A medida, negociada pelo secretário de Defesa Dan Jarvis, eleva de 4 bilhões para 5 bilhões de libras o valor reservado a aeronaves não tripuladas nos próximos quatro anos. Segundo o jornal britânico The Guardian, o objetivo é reforçar o poderde dissuasão do país frente a Rússia e Irã.
Negociação reduziu déficit orçamentário
Jarvis assumiu o Ministério da Defesa há poucas semanas e conduziu as tratativas diretamente com a chanceler do Tesouro, Rachel Reeves, sem passar pelo gabinete do primeiro-ministro. O resultado foi a liberação de mais de 13,5 bilhões de libras, valor acima dos 13,5 bilhões previstos inicialmente.
Com isso, o déficit de financiamento da pasta, antes estimado em 18 bilhões de libras, recuou para cerca de 3 bilhões de libras, de acordo com fontes consultadas pelo The Guardian.
A condução direta das negociações por Jarvis é apontada por aliados do secretário como fator que teria facilitado o acordo. O cargo havia ficado vago após a renúncia de John Healey, que deixou a função em decorrência de divergências sobre o financiamento do plano de defesa.
Plano abrange submarinos e embarcações não tripuladas
Além da expansão do orçamento para drones, o pacote contempla a construção de novas fragatas, submarinos nucleares e sistemas híbridos de defesa aérea. Está prevista também a aquisição de embarcações não tripuladas para os Royal Marines.
Essas lanchas poderão ser empregadas na identificação de drones hostis no Estreito de Ormuz, caso se concretize um acordo de paz duradouro entre Estados Unidos e Irã.
O primeiro-ministro Keir Starmer deve apresentar o plano nesta terça-feira, 30, com ênfase nos efeitos econômicos do investimento.

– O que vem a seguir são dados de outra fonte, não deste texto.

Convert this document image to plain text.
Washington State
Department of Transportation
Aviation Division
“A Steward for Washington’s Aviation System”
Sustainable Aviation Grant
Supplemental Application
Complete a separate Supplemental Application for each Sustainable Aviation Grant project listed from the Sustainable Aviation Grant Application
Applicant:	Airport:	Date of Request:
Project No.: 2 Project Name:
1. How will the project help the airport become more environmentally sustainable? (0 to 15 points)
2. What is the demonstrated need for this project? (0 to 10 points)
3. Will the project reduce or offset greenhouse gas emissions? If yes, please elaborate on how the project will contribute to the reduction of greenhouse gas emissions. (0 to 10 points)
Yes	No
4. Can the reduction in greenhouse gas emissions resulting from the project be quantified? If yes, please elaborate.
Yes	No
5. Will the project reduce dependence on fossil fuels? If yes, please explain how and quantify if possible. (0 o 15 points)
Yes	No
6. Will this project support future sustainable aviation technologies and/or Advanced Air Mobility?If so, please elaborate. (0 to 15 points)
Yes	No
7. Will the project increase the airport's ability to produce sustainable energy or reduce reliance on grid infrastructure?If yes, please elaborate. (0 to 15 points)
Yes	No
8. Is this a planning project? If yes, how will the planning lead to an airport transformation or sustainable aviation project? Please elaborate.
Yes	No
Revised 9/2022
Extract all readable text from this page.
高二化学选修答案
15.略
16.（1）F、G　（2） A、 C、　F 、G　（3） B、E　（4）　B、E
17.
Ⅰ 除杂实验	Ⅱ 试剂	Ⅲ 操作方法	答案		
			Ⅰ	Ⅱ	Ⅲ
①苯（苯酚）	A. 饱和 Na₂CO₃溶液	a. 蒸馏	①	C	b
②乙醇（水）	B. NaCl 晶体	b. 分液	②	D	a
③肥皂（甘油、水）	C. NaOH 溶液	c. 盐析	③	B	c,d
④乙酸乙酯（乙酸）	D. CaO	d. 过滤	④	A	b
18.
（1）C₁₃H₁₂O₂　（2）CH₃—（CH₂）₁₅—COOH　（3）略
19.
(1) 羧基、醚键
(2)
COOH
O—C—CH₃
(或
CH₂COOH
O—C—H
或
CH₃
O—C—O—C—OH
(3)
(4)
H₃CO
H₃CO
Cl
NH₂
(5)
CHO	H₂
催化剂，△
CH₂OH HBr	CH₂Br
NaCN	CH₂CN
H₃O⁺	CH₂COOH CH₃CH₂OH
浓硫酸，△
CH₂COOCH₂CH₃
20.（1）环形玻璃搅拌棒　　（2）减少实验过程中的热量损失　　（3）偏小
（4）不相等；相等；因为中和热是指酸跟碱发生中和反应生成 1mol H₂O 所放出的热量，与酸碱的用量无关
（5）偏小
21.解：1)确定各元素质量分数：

A iniciativa também repercutiu na Organização do Tratado do Atlântico Norte (OTAN). O secretário-geral da aliança, Mark Rutte, declarou esperar que o Reino Unido cumpra os compromissos assumidos com o bloco em relação aos gastos militares, ainda que a meta de destinar 3,5% do Produto Interno Bruto (PIB) à defesa até 2035 deva ser atingida de forma escalonada, conforme avaliação do próprio Rutte.